The company shifted 146% more megabytes of memory than in the year-ago period, generating 4% higher sales. The average memory card SanDisk shipped to Best Buy (NYSE: BBY), Wal-Mart (NYSE: WMT), and other retailers was 63% larger than last year, but sold at a 58% discount per megabyte. That means 32% lower unit prices overall, and that's never good news for the profit margins.

Despite all this negativity, SanDisk managed to turn a solid quarterly profit to the tune of $106 million, or $0.45 per diluted share. That's more than you can say for competitors like Micron (NYSE: MU) or Spansion (Nasdaq: SPSN) of late. And mighty Intel (Nasdaq: INTC) feels so uncomfortable in the memory space that it is spinning out some of its flash chips in a partnership with STMicroelectronics (NYSE: STM) called Numonyx.

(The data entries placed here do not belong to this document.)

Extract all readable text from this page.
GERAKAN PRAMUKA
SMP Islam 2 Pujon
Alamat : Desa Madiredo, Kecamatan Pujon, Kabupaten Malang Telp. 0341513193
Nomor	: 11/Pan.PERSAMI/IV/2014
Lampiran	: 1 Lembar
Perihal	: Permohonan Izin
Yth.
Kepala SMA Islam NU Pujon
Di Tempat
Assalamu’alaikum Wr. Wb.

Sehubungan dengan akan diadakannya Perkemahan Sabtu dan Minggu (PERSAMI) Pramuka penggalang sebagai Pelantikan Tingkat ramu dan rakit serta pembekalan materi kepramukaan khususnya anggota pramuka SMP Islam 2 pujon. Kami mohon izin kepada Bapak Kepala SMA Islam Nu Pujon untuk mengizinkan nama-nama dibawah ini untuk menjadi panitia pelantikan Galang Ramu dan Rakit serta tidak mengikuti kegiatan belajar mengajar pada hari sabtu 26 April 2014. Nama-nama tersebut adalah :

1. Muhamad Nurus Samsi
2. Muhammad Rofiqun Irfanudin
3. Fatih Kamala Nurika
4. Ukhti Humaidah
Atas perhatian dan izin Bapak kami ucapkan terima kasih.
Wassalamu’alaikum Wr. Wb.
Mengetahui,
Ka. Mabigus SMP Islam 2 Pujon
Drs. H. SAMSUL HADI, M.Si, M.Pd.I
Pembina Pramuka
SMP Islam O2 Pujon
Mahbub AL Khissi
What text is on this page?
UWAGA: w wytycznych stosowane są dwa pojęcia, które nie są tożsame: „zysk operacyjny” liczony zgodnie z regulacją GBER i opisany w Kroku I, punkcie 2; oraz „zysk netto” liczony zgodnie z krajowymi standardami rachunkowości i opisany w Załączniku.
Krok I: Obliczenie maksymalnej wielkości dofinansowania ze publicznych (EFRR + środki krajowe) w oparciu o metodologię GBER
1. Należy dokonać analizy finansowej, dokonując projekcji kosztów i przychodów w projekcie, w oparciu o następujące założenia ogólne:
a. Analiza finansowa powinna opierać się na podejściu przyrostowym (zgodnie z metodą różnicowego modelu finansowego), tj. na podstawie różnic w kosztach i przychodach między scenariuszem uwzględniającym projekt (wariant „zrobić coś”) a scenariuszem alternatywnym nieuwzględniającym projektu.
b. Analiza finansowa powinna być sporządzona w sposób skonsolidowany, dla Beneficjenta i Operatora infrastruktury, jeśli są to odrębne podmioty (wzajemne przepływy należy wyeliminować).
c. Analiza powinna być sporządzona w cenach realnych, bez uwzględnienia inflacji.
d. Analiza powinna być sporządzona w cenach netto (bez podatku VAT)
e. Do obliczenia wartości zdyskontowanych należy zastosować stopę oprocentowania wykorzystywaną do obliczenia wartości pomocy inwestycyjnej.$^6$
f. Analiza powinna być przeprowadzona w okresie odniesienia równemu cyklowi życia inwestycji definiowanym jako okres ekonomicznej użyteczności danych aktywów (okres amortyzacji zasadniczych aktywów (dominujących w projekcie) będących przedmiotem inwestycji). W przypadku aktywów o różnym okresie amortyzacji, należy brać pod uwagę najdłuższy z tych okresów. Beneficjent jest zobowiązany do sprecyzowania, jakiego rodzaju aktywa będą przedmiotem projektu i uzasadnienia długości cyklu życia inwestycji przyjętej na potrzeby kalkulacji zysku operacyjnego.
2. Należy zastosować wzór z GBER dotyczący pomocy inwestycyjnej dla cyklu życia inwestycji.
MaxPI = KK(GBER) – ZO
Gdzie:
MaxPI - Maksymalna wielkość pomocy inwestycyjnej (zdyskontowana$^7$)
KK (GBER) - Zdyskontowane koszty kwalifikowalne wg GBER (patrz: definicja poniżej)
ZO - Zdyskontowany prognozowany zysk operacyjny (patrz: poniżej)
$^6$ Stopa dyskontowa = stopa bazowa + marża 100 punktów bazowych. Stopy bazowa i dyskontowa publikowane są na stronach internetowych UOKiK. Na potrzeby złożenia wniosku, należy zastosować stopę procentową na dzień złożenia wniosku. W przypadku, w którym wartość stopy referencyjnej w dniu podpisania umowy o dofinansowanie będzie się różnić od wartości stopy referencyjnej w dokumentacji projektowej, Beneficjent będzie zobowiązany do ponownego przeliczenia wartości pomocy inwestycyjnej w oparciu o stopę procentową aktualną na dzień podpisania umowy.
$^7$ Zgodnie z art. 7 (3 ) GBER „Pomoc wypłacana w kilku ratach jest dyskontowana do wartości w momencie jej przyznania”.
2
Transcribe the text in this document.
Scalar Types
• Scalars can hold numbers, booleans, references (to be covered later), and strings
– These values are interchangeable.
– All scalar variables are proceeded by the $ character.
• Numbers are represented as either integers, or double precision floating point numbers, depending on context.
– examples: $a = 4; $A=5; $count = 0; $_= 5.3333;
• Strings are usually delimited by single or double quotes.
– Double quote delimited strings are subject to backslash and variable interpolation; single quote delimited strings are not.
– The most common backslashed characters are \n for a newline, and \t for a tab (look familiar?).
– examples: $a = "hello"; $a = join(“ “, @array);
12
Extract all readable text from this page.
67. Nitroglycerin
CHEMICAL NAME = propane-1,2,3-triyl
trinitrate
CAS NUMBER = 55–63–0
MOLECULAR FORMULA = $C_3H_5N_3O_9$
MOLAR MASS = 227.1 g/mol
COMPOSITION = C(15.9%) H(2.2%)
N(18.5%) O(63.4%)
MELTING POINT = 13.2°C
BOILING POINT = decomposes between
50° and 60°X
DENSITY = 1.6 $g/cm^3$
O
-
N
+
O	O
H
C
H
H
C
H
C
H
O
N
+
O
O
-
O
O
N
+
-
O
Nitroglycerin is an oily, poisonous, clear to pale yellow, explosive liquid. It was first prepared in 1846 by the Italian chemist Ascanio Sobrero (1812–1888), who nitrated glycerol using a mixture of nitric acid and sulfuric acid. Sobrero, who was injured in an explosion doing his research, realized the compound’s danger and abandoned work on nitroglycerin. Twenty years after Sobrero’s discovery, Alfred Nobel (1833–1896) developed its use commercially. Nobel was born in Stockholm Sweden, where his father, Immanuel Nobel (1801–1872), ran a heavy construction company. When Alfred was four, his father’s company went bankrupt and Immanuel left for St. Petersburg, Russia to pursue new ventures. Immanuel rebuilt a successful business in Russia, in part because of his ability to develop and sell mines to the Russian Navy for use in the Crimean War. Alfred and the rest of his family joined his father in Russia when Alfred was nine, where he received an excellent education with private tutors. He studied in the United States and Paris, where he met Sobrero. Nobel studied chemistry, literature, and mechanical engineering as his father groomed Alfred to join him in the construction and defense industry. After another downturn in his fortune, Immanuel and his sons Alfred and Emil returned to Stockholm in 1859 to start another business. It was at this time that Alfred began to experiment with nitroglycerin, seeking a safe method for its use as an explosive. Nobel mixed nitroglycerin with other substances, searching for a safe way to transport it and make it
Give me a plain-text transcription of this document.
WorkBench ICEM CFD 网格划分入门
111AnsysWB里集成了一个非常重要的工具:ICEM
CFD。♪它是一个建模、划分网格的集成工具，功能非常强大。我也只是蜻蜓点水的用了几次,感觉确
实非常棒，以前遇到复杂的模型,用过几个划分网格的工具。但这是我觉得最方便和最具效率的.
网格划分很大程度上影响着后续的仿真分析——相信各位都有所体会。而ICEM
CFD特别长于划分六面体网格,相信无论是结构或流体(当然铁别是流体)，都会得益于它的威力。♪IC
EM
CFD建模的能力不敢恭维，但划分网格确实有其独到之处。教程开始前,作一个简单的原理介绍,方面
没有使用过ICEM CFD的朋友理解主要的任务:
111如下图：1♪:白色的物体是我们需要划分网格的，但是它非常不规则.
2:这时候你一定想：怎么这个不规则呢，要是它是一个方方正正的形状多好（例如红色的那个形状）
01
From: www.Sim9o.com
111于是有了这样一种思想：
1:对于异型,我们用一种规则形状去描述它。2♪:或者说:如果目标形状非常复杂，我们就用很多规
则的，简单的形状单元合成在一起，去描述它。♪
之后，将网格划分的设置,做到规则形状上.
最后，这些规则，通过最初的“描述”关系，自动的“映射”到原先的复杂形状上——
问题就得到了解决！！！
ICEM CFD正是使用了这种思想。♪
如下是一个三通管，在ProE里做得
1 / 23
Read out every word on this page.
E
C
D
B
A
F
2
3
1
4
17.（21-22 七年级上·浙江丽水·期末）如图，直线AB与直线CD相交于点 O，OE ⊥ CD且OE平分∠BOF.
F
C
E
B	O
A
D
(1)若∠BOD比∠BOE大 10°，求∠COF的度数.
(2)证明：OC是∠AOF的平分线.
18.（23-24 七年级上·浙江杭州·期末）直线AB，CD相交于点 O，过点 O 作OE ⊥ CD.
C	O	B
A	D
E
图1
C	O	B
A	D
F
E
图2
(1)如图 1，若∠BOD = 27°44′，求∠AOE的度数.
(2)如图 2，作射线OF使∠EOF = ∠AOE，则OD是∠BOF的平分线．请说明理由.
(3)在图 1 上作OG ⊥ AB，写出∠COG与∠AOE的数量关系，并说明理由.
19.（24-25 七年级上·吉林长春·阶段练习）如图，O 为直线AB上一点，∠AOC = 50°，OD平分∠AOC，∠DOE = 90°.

But SanDisk isn't out of the woods yet. CEO Eli Harari sees "a challenging industry pricing environment" in the upcoming quarter, and Japanese electronics giant Toshiba just revised its memory pricing forecast downward, too. Under these conditions, any profit at all should be a remarkable achievement of process engineering and cost controls.

The stock has taken a pummeling, losing more than 40% over the past year and nearly 60% from a high of $59.75 per share. Unit pricing is a larger concern than a looming North American recession, because SanDisk makesĀ more thanĀ half of its sales abroad. But taken together, it's a scary one-two punch that could sink the stock even further in the next year or so.

There will eventually be a time to go bottom-feeding, as the memory market starts to bounce. But worldwide supply is growing faster than demand, amid a market share battle between Toshiba and Samsung, and I think we're far away from a stable pricing environment today. Thanks, but I'll pass.